New research reveals the potential for community-based non-specialist providers to ease the growing pressure on specialist providers of Hepatitis C therapies.
A new study, presented today, demonstrates treatment for Hepatitis C can be provided safely and effectively within a community-based and non-specialist setting. This illustrates the potential for alternative providers to ease pressure on currently overburdened specialists. The study, sponsored by the National Institutes of Health, was presented at The International Liver Congress™ 2016 in Barcelona, Spain.
Between 130 and 150 million people globally have chronic Hepatitis C virus (HCV) infection.1 It is estimated that 15 million people in the World Health Organization's EU Region are living with Hepatitis C, representing 2% of adults.2
"With such a large patient cohort, ensuring that patients can access safe, effective and appropriate treatment is essential," said Dr Sarah Kattakuzhy of the Institute of Human Virology at the University of Maryland, Baltimore, USA and lead author of the study. "Currently, the limited availability of experienced specialists restricts rapid expansion of Hepatitis C treatment, compromising the goal of global eradication. As such, care models which bypass this therapeutic bottleneck must be explored."

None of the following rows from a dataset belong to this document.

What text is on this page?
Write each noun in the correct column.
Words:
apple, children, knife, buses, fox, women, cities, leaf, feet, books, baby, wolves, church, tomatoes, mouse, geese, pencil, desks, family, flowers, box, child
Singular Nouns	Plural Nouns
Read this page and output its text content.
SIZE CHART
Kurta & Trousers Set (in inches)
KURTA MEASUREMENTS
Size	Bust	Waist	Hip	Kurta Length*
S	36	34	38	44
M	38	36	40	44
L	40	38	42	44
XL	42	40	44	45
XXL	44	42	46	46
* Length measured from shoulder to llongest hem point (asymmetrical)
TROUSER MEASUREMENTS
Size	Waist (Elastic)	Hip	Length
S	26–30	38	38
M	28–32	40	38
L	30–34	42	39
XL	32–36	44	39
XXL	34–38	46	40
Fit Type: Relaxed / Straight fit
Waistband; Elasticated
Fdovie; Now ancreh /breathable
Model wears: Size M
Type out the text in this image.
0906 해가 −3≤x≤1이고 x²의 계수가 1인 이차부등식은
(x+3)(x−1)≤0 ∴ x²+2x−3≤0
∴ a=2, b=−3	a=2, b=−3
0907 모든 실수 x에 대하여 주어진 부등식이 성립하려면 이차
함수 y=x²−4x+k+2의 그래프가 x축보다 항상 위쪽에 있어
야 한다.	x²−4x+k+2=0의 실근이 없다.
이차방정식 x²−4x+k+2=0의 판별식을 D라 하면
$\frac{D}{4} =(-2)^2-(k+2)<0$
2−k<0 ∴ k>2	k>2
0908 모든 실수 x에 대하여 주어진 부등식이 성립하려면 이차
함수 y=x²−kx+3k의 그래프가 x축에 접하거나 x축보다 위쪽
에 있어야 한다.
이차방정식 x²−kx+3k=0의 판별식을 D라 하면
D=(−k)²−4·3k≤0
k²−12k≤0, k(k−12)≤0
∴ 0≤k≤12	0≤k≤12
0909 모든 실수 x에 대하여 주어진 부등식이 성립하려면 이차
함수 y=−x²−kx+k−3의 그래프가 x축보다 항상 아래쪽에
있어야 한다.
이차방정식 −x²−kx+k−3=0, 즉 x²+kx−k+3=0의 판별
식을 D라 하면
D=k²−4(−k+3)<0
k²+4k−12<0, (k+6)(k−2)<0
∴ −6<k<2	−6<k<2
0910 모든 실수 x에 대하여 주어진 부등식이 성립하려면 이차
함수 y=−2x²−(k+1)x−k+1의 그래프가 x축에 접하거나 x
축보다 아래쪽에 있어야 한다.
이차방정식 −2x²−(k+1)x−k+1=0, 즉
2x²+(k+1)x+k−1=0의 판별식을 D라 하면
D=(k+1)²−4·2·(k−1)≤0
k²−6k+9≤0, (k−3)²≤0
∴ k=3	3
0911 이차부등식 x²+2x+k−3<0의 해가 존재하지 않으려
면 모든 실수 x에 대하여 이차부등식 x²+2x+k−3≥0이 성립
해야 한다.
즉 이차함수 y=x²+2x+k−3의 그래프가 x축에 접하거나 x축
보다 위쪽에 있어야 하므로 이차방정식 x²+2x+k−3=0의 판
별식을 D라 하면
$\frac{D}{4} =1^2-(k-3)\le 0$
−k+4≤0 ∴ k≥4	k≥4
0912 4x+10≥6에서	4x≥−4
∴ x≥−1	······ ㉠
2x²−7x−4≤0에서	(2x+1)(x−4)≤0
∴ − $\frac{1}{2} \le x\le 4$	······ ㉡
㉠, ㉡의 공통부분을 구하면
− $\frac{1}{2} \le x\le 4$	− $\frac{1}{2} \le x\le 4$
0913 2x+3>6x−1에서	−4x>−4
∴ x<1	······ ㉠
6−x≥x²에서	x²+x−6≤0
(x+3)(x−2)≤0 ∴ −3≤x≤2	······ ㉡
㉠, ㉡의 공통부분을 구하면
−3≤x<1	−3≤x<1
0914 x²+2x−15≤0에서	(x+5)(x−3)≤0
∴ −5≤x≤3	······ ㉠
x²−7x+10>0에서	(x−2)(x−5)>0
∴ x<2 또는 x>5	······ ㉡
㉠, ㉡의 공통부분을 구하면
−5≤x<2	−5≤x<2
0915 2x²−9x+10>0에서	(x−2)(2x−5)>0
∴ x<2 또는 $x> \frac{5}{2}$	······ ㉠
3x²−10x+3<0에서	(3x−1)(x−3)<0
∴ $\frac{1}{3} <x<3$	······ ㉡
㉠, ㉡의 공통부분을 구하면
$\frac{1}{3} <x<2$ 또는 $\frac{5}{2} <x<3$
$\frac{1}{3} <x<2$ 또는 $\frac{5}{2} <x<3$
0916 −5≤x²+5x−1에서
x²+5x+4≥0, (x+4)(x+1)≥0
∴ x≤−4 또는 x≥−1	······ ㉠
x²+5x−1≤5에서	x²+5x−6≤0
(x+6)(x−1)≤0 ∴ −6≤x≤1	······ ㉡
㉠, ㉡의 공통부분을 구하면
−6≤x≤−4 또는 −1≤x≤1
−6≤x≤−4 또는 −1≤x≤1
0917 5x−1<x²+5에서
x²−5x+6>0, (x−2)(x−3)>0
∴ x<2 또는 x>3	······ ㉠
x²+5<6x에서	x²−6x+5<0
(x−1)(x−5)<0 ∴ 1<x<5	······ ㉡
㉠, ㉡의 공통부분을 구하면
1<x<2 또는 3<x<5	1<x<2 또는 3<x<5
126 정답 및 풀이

The multi-centre, open label, Phase 4 clinical trial assessed chronic HCV-infected patients at community health centres in the United States. Patients received non-randomised treatment from a specialist provider, primary care physician or nurse practitioner. According to study protocols, providers underwent uniform three hour training on the Infectious Disease Society of America (IDSA) - American Association for the Study of Liver Disease (AASLD) guidelines for HCV.
To ensure continuity, patients received the same standardised treatments with direct-acting antivirals (ledipasvir and sofosbuvir), with outcomes assessed via unquantifiable HCV RNA viral load 12 weeks after the completion of treatment (SVR12) and by a composite score of attendance.* Patients participating in the study were inclusive of challenging subpopulations; predominantly they were black (96%) and genotype 1a (72%), 24% were co-infected with HIV and HCV, 18% were treatment experienced and 20% had cirrhosis, or scarring of the liver.
The study found that of the 304 patients, 285 achieved SVR12 (93.8% per protocol; 88.2% intention-to-treat including patients who discontinued medication early), with no significant difference identified between providers for achieving this outcome. SVR12 was achieved by 92.1% of patients receiving care from specialists, 96.7% of patients receiving care from primary care physicians and 94.9% of patients receiving care from nurse practitioners.
"The data presented here is extremely welcome and shows great potential to escalate treatment options and protocols for Hepatitis C. We have the therapies, we now need to make sure we can effectively roll them out to patients," said Professor Tom Hemming Karlsen, EASL Vice-Secretary. "We know we have too few experienced specialists treating HCV and this is severely hampering our ability to eradicate this disease once and for all. This research has the potential to be a genuine game changer in the way we look at HCV treatment across the board, and could provide the opportunity to increase access to care and treatment to many regions of the world."
*Statistical analysis included chi-squared or Fisher's exact test and logistic regression using SAS, version 9.3.